In your work, there should be a lot of value that is apparent to your customer. Some of the work done to make sure that a quality product ends up in their hands is going to be invisible to them and adds no value. That does not mean, though, that they are not necessary.

Overview: What is Necessary Non-Value Adding (NNVA)?

These are activities that are absolutely necessary to complete work with the present operations and/or equipment. They do not add value to the customer but must be present in order to get business done.

3 drawbacks of NNVA

There are a few drawbacks of NNVA:

1. Some are tricky to identify

While some activities that do not add value can be easily spotted and eliminated, it is likely complicated to identify all of the activities in your operations that do not add value to your customers but are necessary for the health of your business.

2. Time

Making sure that your business is adequately on top of its necessary non-value-adding activities may take more time than a customer would like. Explore if there is any waste involved in the processes related to these necessary activities that can be eliminated.

3. Difficult to quantify for a customer

When a customer wants something right now, necessary non-value-adding activities can be difficult to quantify for a customer. For example, some customers might want you to subvert government regulations in order to have a service provided faster. Having to adhere to government regulations is a non-value-added activity since if you do not abide by the regulations, you could lose your business license.

Why is NNVA important to understand?

Necessary non-value-adding is an important concept to understand for a number of reasons:

They are part of your processes

NNVA activities are simply a part of doing business. Some of them will simply be unavoidable parts of the processes inherent in getting your product or service to your customers. That said, all of the steps in your processes should be analyzed. Having a clear understanding of all the steps involved will make you a better businessperson as well as show you ways to save money and increase customer satisfaction.

You need to understand what cannot be eliminated

None of us like to spend money where we don’t have to. When looking at your company’s books, it is important to know what costs can be eliminated and which are necessities.

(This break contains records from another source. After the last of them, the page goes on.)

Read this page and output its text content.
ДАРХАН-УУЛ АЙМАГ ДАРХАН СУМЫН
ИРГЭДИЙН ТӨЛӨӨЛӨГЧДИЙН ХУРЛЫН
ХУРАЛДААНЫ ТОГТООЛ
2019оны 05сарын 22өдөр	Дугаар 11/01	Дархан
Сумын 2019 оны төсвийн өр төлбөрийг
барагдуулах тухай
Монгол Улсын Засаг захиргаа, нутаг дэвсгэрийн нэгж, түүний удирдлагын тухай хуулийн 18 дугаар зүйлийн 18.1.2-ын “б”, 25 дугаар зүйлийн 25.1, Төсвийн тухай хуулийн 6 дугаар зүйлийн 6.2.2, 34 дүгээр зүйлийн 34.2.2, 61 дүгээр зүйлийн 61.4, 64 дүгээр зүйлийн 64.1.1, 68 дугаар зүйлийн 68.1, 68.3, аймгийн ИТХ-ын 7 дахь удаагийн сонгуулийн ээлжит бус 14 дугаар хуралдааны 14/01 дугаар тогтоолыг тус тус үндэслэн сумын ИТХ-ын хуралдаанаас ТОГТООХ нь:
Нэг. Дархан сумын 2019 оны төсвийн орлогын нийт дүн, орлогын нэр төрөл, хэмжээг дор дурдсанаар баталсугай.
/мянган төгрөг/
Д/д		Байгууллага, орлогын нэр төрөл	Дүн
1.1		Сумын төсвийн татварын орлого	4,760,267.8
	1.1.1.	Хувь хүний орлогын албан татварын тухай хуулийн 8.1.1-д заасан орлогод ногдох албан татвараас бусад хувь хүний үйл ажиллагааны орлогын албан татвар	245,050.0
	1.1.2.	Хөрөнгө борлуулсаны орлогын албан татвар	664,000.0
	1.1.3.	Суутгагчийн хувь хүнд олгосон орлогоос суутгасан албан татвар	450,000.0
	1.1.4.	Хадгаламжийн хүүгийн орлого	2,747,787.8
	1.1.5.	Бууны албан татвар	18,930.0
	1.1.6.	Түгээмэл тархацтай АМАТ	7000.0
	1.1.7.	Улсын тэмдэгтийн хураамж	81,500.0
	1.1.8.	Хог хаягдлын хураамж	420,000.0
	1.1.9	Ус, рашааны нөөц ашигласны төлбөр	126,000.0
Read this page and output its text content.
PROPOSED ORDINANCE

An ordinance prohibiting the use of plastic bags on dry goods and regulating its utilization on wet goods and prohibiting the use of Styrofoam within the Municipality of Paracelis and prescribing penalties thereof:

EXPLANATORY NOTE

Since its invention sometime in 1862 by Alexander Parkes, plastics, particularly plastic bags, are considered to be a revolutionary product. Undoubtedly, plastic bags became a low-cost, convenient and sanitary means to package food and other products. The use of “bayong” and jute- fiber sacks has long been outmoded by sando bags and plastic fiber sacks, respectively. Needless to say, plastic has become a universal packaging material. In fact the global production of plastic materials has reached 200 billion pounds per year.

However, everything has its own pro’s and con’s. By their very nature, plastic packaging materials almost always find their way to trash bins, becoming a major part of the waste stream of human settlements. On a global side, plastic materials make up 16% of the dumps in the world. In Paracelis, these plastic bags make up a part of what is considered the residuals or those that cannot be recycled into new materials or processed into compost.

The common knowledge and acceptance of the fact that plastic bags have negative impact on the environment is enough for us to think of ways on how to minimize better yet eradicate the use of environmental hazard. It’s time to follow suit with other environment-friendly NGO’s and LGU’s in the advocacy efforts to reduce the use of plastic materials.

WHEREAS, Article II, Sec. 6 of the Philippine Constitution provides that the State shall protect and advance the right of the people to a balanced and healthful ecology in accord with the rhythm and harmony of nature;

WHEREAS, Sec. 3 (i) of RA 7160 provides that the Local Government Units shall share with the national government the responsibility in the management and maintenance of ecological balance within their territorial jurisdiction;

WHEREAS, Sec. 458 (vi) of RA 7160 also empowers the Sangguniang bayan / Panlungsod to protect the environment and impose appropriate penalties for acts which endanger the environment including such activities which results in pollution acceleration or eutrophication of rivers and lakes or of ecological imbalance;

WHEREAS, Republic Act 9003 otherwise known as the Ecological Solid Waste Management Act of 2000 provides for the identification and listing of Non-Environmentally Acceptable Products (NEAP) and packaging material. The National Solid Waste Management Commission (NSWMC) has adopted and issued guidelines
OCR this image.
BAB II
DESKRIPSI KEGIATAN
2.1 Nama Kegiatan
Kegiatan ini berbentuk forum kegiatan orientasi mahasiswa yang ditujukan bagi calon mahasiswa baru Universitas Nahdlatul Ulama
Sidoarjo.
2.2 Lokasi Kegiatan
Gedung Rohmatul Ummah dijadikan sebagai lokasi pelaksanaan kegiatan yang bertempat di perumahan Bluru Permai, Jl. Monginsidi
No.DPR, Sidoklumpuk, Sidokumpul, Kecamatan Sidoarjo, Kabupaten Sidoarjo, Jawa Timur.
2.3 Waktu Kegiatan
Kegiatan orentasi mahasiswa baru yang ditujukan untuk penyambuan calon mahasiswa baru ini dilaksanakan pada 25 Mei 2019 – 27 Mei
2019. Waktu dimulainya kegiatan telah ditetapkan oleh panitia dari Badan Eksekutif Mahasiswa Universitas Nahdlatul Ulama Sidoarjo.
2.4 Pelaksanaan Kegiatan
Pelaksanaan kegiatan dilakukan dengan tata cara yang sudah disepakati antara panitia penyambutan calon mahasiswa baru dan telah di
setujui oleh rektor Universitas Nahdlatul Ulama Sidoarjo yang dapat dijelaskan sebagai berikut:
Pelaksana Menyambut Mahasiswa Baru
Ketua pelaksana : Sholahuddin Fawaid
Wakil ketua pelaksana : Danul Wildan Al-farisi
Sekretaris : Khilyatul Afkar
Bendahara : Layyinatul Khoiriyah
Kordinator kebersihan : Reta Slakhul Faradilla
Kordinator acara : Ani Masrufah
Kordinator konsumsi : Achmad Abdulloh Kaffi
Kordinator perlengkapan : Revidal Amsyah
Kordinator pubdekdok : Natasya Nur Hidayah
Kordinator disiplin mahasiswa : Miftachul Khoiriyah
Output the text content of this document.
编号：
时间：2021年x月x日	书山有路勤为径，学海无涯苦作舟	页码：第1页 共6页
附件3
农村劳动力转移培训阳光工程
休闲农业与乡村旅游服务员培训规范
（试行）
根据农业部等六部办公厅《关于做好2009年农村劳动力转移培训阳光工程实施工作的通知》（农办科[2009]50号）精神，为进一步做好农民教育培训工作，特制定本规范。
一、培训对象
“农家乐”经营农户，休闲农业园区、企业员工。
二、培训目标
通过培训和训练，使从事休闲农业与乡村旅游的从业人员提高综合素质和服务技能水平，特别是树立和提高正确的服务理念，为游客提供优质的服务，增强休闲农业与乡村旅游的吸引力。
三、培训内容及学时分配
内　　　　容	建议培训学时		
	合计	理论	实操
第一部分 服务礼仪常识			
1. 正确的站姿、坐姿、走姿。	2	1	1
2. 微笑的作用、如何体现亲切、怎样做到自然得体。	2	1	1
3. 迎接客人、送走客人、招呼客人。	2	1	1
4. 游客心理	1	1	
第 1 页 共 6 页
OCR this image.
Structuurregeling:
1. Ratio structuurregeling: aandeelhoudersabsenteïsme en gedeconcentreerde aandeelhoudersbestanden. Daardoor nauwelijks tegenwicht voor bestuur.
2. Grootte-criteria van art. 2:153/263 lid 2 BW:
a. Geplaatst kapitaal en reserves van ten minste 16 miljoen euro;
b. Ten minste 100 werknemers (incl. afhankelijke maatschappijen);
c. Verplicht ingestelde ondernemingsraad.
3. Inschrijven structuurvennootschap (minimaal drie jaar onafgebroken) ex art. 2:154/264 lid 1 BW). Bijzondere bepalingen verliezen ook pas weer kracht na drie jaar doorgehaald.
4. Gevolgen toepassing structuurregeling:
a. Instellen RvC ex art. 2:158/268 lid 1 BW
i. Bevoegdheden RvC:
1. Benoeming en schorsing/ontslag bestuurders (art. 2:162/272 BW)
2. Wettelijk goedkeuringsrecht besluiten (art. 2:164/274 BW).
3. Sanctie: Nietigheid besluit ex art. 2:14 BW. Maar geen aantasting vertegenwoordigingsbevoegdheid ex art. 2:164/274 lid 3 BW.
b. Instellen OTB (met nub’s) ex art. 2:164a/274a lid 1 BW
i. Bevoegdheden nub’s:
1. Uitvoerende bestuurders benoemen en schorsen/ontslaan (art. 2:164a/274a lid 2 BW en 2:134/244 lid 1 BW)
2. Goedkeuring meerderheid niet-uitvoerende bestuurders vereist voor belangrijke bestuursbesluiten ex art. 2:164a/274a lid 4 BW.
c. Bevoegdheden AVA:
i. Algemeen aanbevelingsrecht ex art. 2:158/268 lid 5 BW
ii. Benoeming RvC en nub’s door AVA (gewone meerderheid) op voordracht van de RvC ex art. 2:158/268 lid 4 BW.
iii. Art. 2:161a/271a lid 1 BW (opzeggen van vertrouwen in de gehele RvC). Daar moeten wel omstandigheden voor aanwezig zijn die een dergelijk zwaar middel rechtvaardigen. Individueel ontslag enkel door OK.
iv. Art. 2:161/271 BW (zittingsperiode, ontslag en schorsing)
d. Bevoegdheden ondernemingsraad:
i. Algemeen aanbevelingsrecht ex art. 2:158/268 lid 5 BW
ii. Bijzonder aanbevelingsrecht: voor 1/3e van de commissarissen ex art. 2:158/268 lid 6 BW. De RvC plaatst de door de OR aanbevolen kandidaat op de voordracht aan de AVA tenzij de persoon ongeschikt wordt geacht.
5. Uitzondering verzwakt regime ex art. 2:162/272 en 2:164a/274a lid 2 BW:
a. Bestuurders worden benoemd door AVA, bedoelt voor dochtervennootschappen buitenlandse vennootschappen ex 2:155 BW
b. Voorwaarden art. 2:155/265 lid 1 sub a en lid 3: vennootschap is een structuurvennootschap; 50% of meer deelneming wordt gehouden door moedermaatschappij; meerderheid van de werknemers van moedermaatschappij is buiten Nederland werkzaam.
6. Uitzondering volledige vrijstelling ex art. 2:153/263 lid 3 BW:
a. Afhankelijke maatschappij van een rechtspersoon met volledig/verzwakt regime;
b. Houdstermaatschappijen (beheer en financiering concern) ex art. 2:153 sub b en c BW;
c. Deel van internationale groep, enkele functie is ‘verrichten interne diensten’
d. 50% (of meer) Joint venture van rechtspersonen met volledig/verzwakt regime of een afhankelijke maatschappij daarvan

Some necessary non-value-adding activities may be temporary

One example of an NNVA could be equipment that is outdated or a work method that is behind the times. While these may be necessary under current conditions, these could change and improve over time.

An industry example of Necessary Non-Value Adding

One customer has it as part of their contract that a minimum number of lots should be ready to go and kept on the floor a week before they are to be shipped. This causes frustration amongst staff because it means extra inventory that is taking up space. This can be seen as NNVA because, while it does not add any value, it is a necessary activity since it is part of a customer’s contract.

3 best practices when thinking about NNVA

Here are some things to keep in mind when thinking about NNVA

1. Is it really necessary?

Some examples of necessary non-value-adding activities in your business would be meeting customer specifications, adhering to government regulations, ensuring that industry standards are kept, and having to currently use outdated machinery. It may be found that some of these things are not concrete in the long-term, namely customer specifications or the use of outdated machinery.

2. Just because they are necessary, does not mean they cannot be improved

While necessary non-value-adding activities are unavoidable, that does not mean that the processes involved cannot be improved. One example would be the filing and copying of documents. While this is necessary, it may be found that the worker doing this activity is creating waste by spending too much time doing the filing. It may be found that another worker could do this necessary activity more efficiently.

3. Room for improvement may be finite

There is always room to improve the processes that make up your business. It is true that there will be room to improve your necessary non-value-adding activities, but this is one area where eventually you may find that there is no further advancement likely for things like cost-saving after a certain number of improvements.

Frequently Asked Questions (FAQ) about NNVA

Are necessary non-value-adding activities impossible to eliminate?

They can be extremely difficult to eliminate in the short term. Some of them can be eliminated over time, such as the use of outdated equipment.

Can trying to modify some NNVA impact my business?

Careful analysis and consideration should be conducted when modifying any of the necessary non-value-adding activities that are part of your business. You need to be sure that any modification will not negatively impact the success of your company.

Can I have too much NNVA?

Absolutely. There are some industries where the NNVA necessary to do proper business may be beyond their grasp.

NNVA and your business

Understanding what activities are necessary but non-value-adding is an important aspect to the health of your business. Knowing where cuts can be made and where they absolutely cannot can help ensure that moves are not made that could make your business suffer. Some things, like adhering to government regulations, are just a part of being able to keep your business running. Knowing how to improve your processes around these necessary activities can only help.